The temporary allaying of violence in King’s Landing only presages a grislier slaughter still to come. Margaery’s apparent conversion to the Faith, whether genuine or feigned as part of a power play or survival tactic, is shocking enough, but Tommen’s following suit and the sight of the Kingsguard with the seven-pointed star stamped on their breastplates really brought home how colossal the threat of the High Sparrow’s fanaticism has grown. As a man whose very existence is predicated on confronting the self and rejecting it for a life of perpetual shame, penance, and self-degradation, whose answer to Jaime’s death threat is, “…every man here would gladly die by your hand. We crave it.”, he possesses an uncanny ability to engender this same process in others. Tommen, young and manipulable, succumbs to his teachings out of interest in the words themselves, yes, but also as a way to distance himself from a family he finds complicated and frightening. His meeting with a Stepford-smiling Margaery who makes pious noises about truly learning to love the commoners provides the last little push he needs to ditch Lannister gold for pauper’s roughspun.
‘Blood of My Blood’ does great work during a sequence set in the palatial halls of Horn Hill, the redoubt of House Tarly, where Sam’s lovely mother and sister, along with Gilly, defend him through a deeply uncomfortable dinner with his father. Lord Randall’s mixture of he-man scorn for Sam’s weight and interests and his blistering prejudice toward Gilly are a toxic mixture that leaves Sam trembling in his seat, eyes downcast. Later, though, he flips his plan by taking Gilly and Young Sam, boosting his father’s sword Heartsbane, and lighting out for the territories with the family he found, not the one in which he’s no longer welcome. The whole thing is moving in a way that’s instantly recognizable to any child brutalized by a parent’s words, and Sam’s reaction is both honest in his inability to confront his tormentor and cathartic in his act of defiance against the old jackass’s legacy.

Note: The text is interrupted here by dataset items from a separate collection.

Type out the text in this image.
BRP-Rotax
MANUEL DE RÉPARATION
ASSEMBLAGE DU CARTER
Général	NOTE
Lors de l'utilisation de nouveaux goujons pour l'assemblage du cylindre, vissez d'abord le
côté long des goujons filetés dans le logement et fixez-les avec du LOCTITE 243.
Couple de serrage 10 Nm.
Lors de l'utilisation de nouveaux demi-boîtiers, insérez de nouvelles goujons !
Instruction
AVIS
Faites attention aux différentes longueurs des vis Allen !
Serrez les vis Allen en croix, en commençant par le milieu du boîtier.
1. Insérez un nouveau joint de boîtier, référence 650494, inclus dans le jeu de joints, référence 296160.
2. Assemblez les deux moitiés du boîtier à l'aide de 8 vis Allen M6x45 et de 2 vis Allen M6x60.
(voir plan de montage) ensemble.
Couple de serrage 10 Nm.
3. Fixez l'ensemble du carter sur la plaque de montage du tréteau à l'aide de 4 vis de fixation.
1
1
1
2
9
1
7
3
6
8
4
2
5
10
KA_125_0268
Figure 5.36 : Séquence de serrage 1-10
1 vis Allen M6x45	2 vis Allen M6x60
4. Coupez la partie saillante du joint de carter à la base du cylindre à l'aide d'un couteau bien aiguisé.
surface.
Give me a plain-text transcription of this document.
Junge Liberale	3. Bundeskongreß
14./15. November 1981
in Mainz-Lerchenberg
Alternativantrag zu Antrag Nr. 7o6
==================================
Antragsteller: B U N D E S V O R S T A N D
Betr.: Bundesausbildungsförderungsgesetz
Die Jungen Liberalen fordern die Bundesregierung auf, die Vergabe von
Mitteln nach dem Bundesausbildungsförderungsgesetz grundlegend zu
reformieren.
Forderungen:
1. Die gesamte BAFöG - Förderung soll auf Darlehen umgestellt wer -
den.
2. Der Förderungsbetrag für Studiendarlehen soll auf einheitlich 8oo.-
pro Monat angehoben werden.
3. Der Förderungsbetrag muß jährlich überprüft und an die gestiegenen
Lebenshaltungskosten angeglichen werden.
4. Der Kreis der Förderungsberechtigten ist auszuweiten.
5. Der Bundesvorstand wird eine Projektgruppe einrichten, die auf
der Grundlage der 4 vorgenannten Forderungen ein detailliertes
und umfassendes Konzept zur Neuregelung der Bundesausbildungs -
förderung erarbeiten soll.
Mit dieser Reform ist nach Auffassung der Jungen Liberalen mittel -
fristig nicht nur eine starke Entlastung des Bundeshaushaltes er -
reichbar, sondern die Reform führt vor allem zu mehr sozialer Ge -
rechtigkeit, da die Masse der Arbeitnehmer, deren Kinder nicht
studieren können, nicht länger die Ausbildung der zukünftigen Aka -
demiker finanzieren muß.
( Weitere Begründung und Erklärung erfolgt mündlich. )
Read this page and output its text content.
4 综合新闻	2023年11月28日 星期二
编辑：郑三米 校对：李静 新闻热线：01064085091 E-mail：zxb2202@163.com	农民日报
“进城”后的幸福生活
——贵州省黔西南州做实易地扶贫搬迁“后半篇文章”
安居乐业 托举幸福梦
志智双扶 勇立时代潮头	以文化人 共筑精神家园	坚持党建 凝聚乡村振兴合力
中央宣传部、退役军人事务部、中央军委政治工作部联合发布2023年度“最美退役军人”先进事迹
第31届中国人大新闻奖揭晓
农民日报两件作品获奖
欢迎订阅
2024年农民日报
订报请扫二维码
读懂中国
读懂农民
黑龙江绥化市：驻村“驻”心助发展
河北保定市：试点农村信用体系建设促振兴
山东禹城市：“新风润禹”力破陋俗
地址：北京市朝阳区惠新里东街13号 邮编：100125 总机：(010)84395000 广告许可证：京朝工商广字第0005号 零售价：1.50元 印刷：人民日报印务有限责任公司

The sudden severing of Arya’s thread in Braavos promises a duel to the death even as it gives the episode a quietly human centerpiece. As we learn about White Walkers, impending doom, invasions gaining steam, and other things of moment and gravitas, Arya has a quiet conversation with the actress Lady Crane about the character the woman plays: Cersei Lannister. Crane mistakes Arya for a theatrical hopeful, asking her if she enjoys being other people and then seeking her insights into Cersei’s feelings and motivations. The meta-textual nature of the exchange is a hilarious head-scratcher, given that they’re discussing the actual events of Arya’s life in Westeros, but it’s the woman’s frank manner and kindness, her explicit attempt to connect with Arya via her own life and experiences, that grounds the sequence and gives weight to Arya’s decision to spare her life and implicate her poisoner.
Reclaiming her personal effects and descending into some deep sewer or cloister, Arya recovers the instruments of death after choosing life and selfhood over servitude and murder. Her difficult journey is far from over, but in the midst of so many calamitous happening, the story of a scruffy young girl clinging to her humanity by her fingernails and coming out, at least for now, without too many cuts and bruises feels like a triumph for the whole species, even when she blows that candle out to meet the faceless killers coming for her.